I'm typically a pretty bad sleeper (see Thursday's post) but lately I've been sleeping like a champ. A few weeks ago, I took the GRE, had a big deadline and had a lot of changes at work. And I still fell asleep easily each night!
I'd like to tell you that I finally listened to what every sleep study says to do and I no longer take my phone with me to bed. But that would be a lie. I'm not that self-actalized yet. :)
I know a lot of other people struggle to fall asleep, too, especially during times of stress. I'm so happy with how I've been sleeping that I thought I'd share my tips. Here's how I cleaned up my sleep hygiene:
1. I diffuse lavender into the air. I use doterra's version and usually diffuse it for about 30 minutes while I wind down. It smells amazing and has helped me to calm down naturally.

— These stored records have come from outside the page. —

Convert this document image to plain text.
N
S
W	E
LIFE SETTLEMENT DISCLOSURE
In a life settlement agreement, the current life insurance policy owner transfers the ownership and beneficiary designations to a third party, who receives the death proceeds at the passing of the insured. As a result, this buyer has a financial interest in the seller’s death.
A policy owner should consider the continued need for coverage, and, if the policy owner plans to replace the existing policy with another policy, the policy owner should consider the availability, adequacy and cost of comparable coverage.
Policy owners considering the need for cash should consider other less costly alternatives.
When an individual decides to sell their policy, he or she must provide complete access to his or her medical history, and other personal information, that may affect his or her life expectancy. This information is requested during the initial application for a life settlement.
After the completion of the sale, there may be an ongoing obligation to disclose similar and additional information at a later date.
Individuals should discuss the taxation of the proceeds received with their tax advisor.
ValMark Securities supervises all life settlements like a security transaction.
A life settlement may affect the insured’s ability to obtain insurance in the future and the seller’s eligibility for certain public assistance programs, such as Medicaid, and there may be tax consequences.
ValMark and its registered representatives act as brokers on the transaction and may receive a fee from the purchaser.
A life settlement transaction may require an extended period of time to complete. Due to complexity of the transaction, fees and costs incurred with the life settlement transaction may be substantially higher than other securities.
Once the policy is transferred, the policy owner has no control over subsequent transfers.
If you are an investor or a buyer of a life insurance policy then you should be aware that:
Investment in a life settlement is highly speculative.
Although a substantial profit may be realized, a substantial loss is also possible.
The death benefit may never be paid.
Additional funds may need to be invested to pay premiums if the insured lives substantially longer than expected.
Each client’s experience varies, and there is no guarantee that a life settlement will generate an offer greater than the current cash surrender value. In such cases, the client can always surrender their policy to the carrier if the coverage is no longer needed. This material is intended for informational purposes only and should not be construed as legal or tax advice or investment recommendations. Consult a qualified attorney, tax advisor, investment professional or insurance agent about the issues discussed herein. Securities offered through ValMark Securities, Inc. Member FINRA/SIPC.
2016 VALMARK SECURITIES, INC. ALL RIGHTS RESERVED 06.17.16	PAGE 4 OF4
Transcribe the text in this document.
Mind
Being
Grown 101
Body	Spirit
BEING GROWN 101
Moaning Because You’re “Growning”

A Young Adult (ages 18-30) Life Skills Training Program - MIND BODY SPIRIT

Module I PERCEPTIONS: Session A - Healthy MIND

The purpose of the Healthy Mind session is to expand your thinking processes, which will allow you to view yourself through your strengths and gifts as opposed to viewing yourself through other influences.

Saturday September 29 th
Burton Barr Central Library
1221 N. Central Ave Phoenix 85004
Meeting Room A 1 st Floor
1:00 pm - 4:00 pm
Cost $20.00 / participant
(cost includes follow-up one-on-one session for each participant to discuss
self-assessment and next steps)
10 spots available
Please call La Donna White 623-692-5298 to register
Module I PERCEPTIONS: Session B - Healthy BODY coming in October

2. I do bedtime yoga. I started Yoga with Adriene (doing the 30-day challenge) and have been doing it every night before bed. It's not sweaty yoga - it's totally relaxing. Each time I start, my mind is racing with everything I need to do and I question whether or not I should be wasting time on it. But by the time it's over, I'm relaxed and my mind is so much readier to sleep. I like to turn down the lights, diffuse the lavender and light a candle while I do it. Sounds zenny, right?
3. I make sure everything is in its place. If things are out of order in my room when I try to go to bed, my brain feels out of order, too. Putting everything in its place, including setting out my outfit and bags for the next day, helps me to fall asleep with a clear mind.
4. I read or journal. Even if it's just for five minutes.
5. I interact with hot water. This isn't weird, I promise :) I either take a hot shower or wash my face with warm water. I also like to drink a hot drink - lately I've been loving Sunshine in a Cup. In the morning cold water helps me wake up and at night the warm water helps me to calm down.